A further anatomic target for cardiac hemodynamic monitoring in chronic HF is the pulmonary artery (PA). CardioMEMS (St. Jude Medical, Minneapolis, Minnesota, USA) was the first catheter-delivered PAP sensor, implanted via right heart catheterization approach. The device consists of a wireless three-dimensional (3-D) coil and a pressure-sensitive capacitor covered with silicone. The pivotal trial of this device was the CardioMEMS Heart Sensor Allows Monitoring of Pressure to Improve Outcomes in NYHA Class III Heart Failure Patients (CHAMPION) trial, a multicenter, single-blinded, randomized controlled trial of 550 patients with symptomatic HF. In this trial, HF medications were adjusted on the basis of hemodynamic data provided by the sensor. The CHAMPION trial found a 37% reduction in the primary end point of HF-related hospitalization compared to the control group (HR 0.63, 95% confidence interval [CI] 0.52–0.77; P <0.0001). These findings were consistent among those patients who had HFpEF (21% of the cohort), with the rate of HF hospitalization being 46% lower in the treatment group compared with control (incidence rate ratio, 0.54; 95% CI, 0.38–0.70; P <0.0001). Based on the results of the CHAMPION trial in 2014 the US Food and Drug Administration (FDA) approved use of the CardioMEMS sensor in both patients with HFpEF and HFrEF, who had symptomatic HF (NYHA Class III) and were on optimal medical therapy with a history of HF hospitalization within the last year. Follow-up studies to date, including both long-term follow-up of the CHAMPION cohort and postmarketing real-world populations, continue showing the benefit of PA pressure monitoring.

Currently ongoing is GUIDE-HF (ClinicalTrials.gov identifier NCT03387813), a randomized clinical trial intended to evaluate the utility of PA pressure monitoring with the CardioMEMS sensor in an expanded patient population, including HF patients outside of the present indication, but at risk for future HF events or mortality. The trial will enroll patients with either HFpEF or HFrEF, and NYHA Class II-IV symptoms who have an elevated N-terminal pro-brain natriuretic peptide (NT-proBNP) and/or a prior HF hospitalization ( https://clinicaltrials.gov/ct2/show/NCT03387813 ). Estimated enrollment will be 3600 participants, with an estimated completion date of April 2023.

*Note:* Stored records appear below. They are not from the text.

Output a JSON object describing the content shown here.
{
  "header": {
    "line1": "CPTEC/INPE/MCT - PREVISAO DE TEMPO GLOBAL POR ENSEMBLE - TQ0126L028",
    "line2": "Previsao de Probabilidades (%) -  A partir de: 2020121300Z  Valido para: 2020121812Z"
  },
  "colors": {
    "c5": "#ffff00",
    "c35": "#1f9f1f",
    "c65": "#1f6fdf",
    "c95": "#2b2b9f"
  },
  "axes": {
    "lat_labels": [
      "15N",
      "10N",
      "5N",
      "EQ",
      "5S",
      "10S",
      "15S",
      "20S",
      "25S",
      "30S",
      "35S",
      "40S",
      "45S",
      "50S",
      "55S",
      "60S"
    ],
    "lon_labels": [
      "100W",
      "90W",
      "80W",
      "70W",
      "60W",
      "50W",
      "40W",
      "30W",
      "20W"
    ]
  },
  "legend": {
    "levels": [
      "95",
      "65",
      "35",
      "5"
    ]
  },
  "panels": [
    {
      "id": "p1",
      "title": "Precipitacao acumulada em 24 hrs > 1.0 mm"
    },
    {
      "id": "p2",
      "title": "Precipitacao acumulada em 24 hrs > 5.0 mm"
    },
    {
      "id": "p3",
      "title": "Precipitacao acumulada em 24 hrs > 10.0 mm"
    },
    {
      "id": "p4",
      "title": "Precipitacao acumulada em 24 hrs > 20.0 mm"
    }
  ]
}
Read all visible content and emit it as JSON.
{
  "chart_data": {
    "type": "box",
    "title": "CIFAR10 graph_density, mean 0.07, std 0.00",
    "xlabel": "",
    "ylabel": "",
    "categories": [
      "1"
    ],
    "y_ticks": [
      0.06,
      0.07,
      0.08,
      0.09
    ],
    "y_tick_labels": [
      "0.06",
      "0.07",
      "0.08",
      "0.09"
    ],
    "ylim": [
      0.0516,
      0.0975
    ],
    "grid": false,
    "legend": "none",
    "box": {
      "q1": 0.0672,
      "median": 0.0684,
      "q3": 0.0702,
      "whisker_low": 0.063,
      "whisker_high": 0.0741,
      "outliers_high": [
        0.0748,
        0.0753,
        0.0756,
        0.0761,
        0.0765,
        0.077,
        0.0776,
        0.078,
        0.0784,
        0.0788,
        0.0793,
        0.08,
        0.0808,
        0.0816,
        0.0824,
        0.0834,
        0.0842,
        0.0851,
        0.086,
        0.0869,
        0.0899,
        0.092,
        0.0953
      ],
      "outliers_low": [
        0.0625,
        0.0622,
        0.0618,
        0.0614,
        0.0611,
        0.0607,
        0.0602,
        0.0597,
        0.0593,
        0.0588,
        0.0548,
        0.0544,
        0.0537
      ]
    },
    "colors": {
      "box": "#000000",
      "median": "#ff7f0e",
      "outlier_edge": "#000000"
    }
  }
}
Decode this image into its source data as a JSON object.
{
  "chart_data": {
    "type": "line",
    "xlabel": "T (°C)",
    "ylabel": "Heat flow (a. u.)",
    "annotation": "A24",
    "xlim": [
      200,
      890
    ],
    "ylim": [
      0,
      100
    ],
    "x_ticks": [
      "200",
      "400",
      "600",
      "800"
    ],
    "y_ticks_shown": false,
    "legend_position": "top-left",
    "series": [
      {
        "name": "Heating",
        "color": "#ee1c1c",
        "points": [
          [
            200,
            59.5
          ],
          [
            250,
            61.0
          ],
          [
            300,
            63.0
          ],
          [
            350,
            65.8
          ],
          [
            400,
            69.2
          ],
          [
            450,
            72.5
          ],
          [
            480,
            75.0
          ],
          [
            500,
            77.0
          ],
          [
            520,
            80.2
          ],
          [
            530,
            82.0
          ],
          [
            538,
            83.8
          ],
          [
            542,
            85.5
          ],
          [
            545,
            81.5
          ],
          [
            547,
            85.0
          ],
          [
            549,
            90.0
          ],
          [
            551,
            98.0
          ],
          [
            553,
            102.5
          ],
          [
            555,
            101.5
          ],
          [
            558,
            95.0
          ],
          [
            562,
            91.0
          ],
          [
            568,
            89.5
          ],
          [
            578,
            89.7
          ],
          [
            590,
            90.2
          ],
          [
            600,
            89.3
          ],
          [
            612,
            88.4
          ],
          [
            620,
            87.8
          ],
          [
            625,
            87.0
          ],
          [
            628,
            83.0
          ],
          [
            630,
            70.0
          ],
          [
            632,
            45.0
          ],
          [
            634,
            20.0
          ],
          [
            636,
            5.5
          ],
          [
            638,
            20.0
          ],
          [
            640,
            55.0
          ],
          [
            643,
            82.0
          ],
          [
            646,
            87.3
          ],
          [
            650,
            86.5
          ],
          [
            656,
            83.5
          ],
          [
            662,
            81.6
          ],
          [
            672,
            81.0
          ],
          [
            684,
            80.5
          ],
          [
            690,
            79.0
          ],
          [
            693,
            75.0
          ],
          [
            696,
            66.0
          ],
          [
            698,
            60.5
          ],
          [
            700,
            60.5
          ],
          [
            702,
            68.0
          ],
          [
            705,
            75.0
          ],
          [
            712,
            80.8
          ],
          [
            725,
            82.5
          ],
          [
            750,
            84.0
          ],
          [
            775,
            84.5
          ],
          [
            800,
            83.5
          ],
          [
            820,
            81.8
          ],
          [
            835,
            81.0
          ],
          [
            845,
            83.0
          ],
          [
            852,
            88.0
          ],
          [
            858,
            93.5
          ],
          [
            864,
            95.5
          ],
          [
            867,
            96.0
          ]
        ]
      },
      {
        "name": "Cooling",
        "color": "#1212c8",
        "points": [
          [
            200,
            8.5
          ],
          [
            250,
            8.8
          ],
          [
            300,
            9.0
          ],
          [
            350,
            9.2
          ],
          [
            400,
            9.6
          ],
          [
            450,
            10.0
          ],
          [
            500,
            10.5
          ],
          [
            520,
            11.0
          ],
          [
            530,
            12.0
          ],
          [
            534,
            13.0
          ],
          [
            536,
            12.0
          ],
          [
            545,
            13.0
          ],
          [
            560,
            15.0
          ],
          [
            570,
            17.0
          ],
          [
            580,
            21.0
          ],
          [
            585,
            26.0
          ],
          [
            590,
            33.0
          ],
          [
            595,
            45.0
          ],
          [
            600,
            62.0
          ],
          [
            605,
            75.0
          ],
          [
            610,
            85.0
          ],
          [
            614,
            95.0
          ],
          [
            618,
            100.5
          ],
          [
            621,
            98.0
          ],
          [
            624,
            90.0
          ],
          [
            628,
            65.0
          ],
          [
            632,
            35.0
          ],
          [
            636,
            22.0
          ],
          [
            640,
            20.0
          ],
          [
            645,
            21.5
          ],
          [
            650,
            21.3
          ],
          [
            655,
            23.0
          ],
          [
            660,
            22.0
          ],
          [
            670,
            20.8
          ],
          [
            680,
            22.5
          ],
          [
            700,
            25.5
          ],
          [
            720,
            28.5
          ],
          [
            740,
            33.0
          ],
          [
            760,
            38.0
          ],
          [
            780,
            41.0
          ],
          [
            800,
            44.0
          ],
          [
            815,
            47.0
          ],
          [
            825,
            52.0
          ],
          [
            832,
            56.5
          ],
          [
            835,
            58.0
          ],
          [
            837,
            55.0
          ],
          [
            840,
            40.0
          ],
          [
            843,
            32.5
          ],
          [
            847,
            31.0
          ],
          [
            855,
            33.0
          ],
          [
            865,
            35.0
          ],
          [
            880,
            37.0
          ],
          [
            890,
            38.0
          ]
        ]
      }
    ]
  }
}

Interatrial Shunt Devices in Treatment of HFpEF

Creation of iatrogenic interatrial shunting has been suggested as a novel therapy for patients with HFpEF and ongoing symptoms despite medical therapy. The potential mechanism of benefit is reduction of LA pressure, particularly during exertion, which relieves pulmonary venous congestion. The preliminary hypothesis for this approach was generated in preclinical computer-based modeling of HFpEF hemodynamics. Currently two devices are available and are being evaluated in ongoing studies in patients with HFpEF. The V-Wave shunt device (V-Wave, Caesarea, Israel) consists of an hourglass-shaped, self-expanding nitinol stent frame, and the Interatrial Shunt Device (IASD II, Corvia Medical Inc., Tewksbury, Massachusetts, USA) is a self-expanding nitinol device ( Fig. 22.3 ).

Fig. 22.3, Interatrial Shunt Device IASD II (Corvia Medical, Tewksbury, Massachusetts). Consists of a one-piece self-expanding metal cage that has a double-disc design with an opening (barrel) in the center.

In a phase I study, the IASD II device led to reduced LA pressures at 6 months and to improved symptoms, quality of life, and functionality as assessed by the 6-minute walk test. There were no device-related complications at 1 year. In the REDUCE LAP-HF I phase 2 trial, which enrolled patients with HFpEF and NYHA Class III-IV symptoms, the same device was successfully implanted in over 90% of patients, and no periprocedural complications were observed. At the 1-month follow-up, the IASD resulted in a greater reduction in pulmonary capillary wedge pressure (PCWP) compared with sham controls. Further studies and longer follow-up is necessary to understand if mechanistic effects of such devices will translate into meaningful clinical outcomes improvement.